Saya juga jadi membayangkan, andaisaja suatu ketika nanti ada Mr. X beserta seluruh jaringannya memenangkan pilpres, memenangkan pemilu legislative, lalu Mr. X dan kawan-kawan tersebut mengamandemen Undang-undang sehingga mengesahkan undang-undang dan menyatakan bahwa presiden, gubernur, bupati, dan camat harus dijabat oleh orang berfaham atheis agar tidak berat sebelah dalam menyikapi permasalahan agama di tengah-tengah masyarakat, bukankah itu juga sah secara hukum dan demokrasi? Tapi apakah itu bisa diterima oleh iman? Inilah letak bahwa berdemokrasi dan bernegara itu harus berdasarkan hati nurani. Negara dan agama harus berjalan beriringan. Hati nurani adalah kekuatan dan keyakinan teguh. Keyakinan adalah keimanan. Dan keimanan adalah agama. Sehingga, agama adalah yang menuntun kita dalam bernegara dan berdemokrasi, bukan malah sebaliknya, demokrasi dan Negara yang menentukan sah dan tidaknya suatu agama. Orang yang berpegang teguh pada agama-lah yang pantas menjalankan roda pemerintahan dan demokrasi, bukan malah sebaliknya, orang yang menang dalam proses demokrasi yang berhak membubarkan dan mengebiri agama agar musnah. Agama-agama yang dimaksud di atas, adalah agama yang sesuai dengan logika masyarakat pada umumnya, logika kitab suci, logika akal, dan logika iman. Dan yang sesuai dengan semua itu adalah logika al Qur’an dan al Hadits.

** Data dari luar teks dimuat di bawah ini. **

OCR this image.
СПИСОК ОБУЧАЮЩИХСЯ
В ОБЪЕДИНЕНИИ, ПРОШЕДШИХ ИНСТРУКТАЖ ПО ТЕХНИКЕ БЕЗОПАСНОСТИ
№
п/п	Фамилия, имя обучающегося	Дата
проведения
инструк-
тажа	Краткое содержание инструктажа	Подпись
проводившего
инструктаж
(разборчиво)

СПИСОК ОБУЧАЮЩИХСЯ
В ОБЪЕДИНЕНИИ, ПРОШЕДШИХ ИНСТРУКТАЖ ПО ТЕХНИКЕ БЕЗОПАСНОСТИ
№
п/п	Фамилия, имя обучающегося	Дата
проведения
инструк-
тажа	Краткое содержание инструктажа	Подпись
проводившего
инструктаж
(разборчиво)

Buang air kecil saja diatur di dalam Islam, tetapi dalam bernegara, Islam harus dibuang. Itulah pendapat sebagian masyarakat yang mungkin juga orang-orang Mr. X. tentang Halal Haram adalah domain agama. Maka ketika agama dilepaskan dari aktifitas dan perbuatan kenegaraan, halal dan haram akan ikut lepas. Saat itulah tidak ada lagi halal haram, baik buruk, tercela terpuji. Yang ada hanyalah sah secara aturan Negara, sah secara KUHP, melanggar aturan Negara, melanggar KUHP. Seandainya aturan Negara dan KUHP (yang telah dibajak oleh Mr. X) menyatakan bahwa membawa-bawa agama di muka umum diancam dengan penjara kurungan 21 hari, maka ketika kita bertemu teman lama di terminal, lalu ditanyakan kabar dan menjawab “ALHAMDULILLAH MASIH DIBERI KESEHATAN OLEH ALLAH,” kita akan diancam dengan penjara 21 hari, karena Alhamdulillah dan Allah adalah wilayah agama, dan telah kita bawa di tempat umum. Hahahahaha.

Bila saat ini ada gejala ke arah sana, apakah benar saat ini negara sedang dikuasai oleh orang-orang Mr. X.? Sepertinya demikian.

Wallohu A’lam Bish Showab,

Asyhadu An La Ilaha Illa Allah, Wa Asyhadu Anna Muhammadan Rosululloh.